The lesson here is to run the numbers for your specific break-even point. We often help clients create an initial "prototype" mold from softer steel or aluminum. It’s a bridge solution—cheaper than a full production mold but capable of producing a few thousand parts to test the market before committing to the six-figure cost of a high-cavitation hardened steel mold.
What are the disadvantages of metal injection molding?
Now, you might hear about another process called Metal Injection Molding, or MIM, and wonder where it fits in. It sounds like the best of both worlds, right? The complexity of injection molding with the strength of metal. But this process has significant drawbacks and is often misunderstood.
The main disadvantages of Metal Injection Molding (MIM) are high material costs, a complex and lengthy multi-step process (molding, de-binding, sintering), and significant part shrinkage that can affect dimensional accuracy. While it can create complex metal parts, the tooling is expensive, and it is not as strong as wrought or machined metal, making it unsuitable for many high-strength applications.

In my experience, MIM is a fantastic technology for the right application, but it’s a poor choice for most electronic connector components. Let’s dig into why it’s usually not the go-to solution compared to plastic molding for housings and metal stamping for terminals.
First, the process itself is far more complicated than either plastic molding or stamping.
- Feedstock: You don’t start with simple metal. You start with a special feedstock of fine metal powders mixed with a polymer binder. This feedstock is expensive.
- Molding: You inject this feedstock into a mold, much like plastic injection molding. The part that comes out is called a "green" part. It’s fragile.
- De-binding: You then have to remove the polymer binder from the green part. This is usually done with solvents or heat in a carefully controlled process that can take many hours.
- Sintering: Finally, the part (now called a "brown" part) is heated in a furnace to just below its melting point. The metal particles fuse together, and the part shrinks significantly (often 15-20%) to its final, dense state.
This multi-stage process creates several disadvantages:
- Cost: The specialized feedstock and the multiple long steps make the per-part cost relatively high.
- Shrinkage: The significant and not always perfectly uniform shrinkage makes holding very tight tolerances a major challenge. This is a deal-breaker for precision connectors.
- Porosity: The final part is never 100% dense like a machined or stamped part.

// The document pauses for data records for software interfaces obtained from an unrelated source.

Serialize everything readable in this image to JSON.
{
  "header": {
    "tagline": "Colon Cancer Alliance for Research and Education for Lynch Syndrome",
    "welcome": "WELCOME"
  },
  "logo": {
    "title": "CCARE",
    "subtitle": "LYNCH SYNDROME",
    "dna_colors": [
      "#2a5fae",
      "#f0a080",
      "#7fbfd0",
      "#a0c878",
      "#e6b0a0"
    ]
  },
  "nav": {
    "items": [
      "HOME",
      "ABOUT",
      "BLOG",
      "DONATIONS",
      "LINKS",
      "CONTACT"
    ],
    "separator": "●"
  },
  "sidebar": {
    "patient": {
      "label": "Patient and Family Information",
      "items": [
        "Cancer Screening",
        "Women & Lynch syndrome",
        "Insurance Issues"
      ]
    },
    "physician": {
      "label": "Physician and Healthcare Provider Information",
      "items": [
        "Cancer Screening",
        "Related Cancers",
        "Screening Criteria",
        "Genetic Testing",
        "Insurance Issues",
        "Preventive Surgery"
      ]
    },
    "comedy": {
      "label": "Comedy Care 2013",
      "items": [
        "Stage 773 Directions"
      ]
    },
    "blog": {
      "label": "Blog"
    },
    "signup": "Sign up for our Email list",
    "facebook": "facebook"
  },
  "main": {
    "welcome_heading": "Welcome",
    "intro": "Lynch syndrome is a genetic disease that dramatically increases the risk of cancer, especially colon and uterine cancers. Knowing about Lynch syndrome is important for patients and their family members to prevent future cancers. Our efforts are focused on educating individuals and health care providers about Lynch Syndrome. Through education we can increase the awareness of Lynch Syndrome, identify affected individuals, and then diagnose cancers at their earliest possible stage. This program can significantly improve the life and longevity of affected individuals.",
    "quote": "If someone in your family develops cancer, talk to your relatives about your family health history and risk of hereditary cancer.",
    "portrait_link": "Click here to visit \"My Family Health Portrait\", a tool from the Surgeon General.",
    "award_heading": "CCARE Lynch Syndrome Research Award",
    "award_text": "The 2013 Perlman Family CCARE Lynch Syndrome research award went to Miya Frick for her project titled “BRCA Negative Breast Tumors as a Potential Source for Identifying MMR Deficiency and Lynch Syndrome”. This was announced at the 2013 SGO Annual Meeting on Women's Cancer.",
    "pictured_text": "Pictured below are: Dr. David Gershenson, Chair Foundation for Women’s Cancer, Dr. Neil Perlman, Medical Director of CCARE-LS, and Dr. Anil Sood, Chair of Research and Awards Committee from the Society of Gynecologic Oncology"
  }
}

It has microscopic pores, which can reduce its overall strength and fatigue life.
- Tooling Cost: You still have the high upfront cost of an injection mold, just like with plastic.
So, when would you use MIM? It shines for small, highly complex 3D metal parts that are too intricate to machine economically and impossible to stamp. Think of things like firearm components, medical device parts, or orthodontic brackets. For electronic connectors, however, the components are a perfect match for the combination of plastic molding (housings) and metal stamping (terminals). Stamping gives you strong, 100%-dense, highly conductive terminals from cost-effective sheet metal, and plastic molding gives you complex, insulating housings at a very low per-part cost in high volumes. Trying to use MIM for either of these is usually over-engineering the problem and adding unnecessary cost and complexity.
Conclusion
Choosing between plastic injection molding and metal stamping isn’t about which is better, but which is right for the specific component you’re making. For electronic connectors, the answer is almost always both: injection molding for the complex housing and stamping for the durable metal terminals. Understanding this synergy is key.